Questi fondi sono destinati alla realizzazione, alla ristrutturazione e all’ammodernamento di reti, attrezzature e infrastrutture.

In un comunicato, AAA ha indicato che queste richieste presentate nell’ambito del Programma Portogallo 2030 mirano a sostenere i sistemi di approvvigionamento idrico e di servizi igienico-sanitari gestiti dalla società.

«Le richieste si aggiungono all’investimento di oltre 11 milioni di euro effettuato dall’azienda intercomunale dal 2022 e rafforzano la strategia volta a modernizzare le infrastrutture, migliorare l’efficienza operativa e aumentare la resilienza dei servizi forniti alle popolazioni dei dieci comuni che compongono l’AAA», si legge nel comunicato.

L’AAA gestisce il sistema intercomunale di approvvigionamento idrico e di servizi igienico-sanitari per 10 comuni del distretto di Portalegre: Alter do Chão, Arronches, Castelo de Vide, Crato, Fronteira, Gavião, Marvão, Nisa, Ponte de Sor e Sousel.

Contemporaneamente, secondo l’AAA, è in corso un progetto di efficienza idrica avviato alla fine del 2024, che rappresenta un investimento di «circa sei milioni di euro in otto anni».

Il progetto prevede l’installazione di nuove apparecchiature di misurazione e controllo, la creazione di zone di misurazione e controllo, l’installazione di valvole riduttrici di pressione, la sostituzione dei contatori d’acqua obsoleti, l’aggiornamento dei registri di rete e il potenziamento dei sistemi di monitoraggio e gestione remota.

«Questi interventi consentono di monitorare portate e pressioni, individuare più rapidamente perdite e anomalie, ridurre il numero di rotture delle condutture e migliorare l’efficienza e l’affidabilità della rete», aggiungono.

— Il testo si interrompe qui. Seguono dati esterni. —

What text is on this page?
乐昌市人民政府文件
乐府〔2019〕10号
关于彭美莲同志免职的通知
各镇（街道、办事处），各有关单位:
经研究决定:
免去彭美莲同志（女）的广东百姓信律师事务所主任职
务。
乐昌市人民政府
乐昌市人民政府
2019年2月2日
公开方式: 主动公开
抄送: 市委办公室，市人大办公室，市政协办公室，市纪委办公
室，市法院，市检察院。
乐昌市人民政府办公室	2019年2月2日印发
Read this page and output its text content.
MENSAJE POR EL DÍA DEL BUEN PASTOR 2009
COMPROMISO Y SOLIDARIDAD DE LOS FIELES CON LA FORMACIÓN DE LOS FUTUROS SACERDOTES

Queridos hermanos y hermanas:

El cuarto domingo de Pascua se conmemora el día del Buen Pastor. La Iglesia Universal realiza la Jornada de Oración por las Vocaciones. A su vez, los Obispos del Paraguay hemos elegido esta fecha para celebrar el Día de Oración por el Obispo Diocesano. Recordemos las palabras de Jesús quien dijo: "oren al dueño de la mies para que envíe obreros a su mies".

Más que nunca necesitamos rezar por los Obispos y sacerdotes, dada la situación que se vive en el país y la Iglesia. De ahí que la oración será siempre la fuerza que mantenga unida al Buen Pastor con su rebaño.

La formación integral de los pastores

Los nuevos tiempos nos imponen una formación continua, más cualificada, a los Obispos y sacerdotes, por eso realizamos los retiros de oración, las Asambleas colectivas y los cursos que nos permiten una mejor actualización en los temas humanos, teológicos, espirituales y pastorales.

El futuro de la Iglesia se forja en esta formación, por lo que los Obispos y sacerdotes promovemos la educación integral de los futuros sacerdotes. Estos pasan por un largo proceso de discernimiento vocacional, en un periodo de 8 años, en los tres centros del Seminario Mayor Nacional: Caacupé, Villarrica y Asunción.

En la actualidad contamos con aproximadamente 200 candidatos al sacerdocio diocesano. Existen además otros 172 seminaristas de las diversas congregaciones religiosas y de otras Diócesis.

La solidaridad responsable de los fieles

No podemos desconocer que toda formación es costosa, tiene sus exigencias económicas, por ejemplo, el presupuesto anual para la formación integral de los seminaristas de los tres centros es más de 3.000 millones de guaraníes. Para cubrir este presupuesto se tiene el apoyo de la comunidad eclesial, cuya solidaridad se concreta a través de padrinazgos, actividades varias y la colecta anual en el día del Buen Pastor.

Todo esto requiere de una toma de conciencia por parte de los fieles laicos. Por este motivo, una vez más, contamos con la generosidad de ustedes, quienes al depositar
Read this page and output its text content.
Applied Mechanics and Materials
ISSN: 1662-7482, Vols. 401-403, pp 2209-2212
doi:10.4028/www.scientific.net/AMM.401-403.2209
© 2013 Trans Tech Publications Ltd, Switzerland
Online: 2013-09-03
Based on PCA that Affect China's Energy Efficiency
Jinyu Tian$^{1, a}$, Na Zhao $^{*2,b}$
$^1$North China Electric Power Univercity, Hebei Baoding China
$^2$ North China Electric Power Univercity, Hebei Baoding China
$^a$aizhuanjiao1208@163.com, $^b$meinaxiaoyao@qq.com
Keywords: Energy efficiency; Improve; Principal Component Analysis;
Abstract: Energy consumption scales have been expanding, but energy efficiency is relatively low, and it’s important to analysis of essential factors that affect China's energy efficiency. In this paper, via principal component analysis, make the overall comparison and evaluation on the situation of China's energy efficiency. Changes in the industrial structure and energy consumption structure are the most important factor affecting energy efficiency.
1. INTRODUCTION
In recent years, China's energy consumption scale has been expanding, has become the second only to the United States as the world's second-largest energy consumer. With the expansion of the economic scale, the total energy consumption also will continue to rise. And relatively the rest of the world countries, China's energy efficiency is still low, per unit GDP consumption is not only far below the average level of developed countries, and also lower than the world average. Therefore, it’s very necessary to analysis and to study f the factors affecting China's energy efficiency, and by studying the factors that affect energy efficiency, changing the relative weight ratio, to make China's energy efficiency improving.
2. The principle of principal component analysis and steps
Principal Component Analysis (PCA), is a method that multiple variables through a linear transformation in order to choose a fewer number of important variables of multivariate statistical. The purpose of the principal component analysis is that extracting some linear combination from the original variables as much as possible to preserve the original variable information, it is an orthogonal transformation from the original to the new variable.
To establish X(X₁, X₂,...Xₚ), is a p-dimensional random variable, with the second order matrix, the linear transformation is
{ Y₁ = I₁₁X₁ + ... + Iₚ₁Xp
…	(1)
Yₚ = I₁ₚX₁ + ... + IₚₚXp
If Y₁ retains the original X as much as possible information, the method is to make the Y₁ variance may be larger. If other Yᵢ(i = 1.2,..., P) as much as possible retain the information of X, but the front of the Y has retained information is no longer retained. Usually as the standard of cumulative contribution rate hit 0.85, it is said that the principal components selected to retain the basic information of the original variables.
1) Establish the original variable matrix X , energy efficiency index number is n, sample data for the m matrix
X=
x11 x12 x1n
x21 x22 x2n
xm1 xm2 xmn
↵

Citato nel comunicato, il direttore generale di AAA, Rui Choças, spiega che l’azienda sta «attuando una strategia di investimento continuo» volta non solo a «risolvere i problemi attuali», ma anche a «preparare il territorio» alle sfide dei prossimi decenni.

L’AAA sottolinea che le misure attuate dall’azienda dal 2022 hanno «ridotto le perdite idriche non fatturabili di circa il 18%» e consentito di risparmiare «circa 414.000 metri cubi d’acqua», un volume «sufficiente a riempire circa 166 piscine olimpioniche».

«Nello stesso periodo, sono stati sostituiti circa 32.000 contatori obsoleti e sono state individuate e riparate oltre 800 rotture di tubature grazie a un sistema attivo di rilevamento delle perdite», osservano.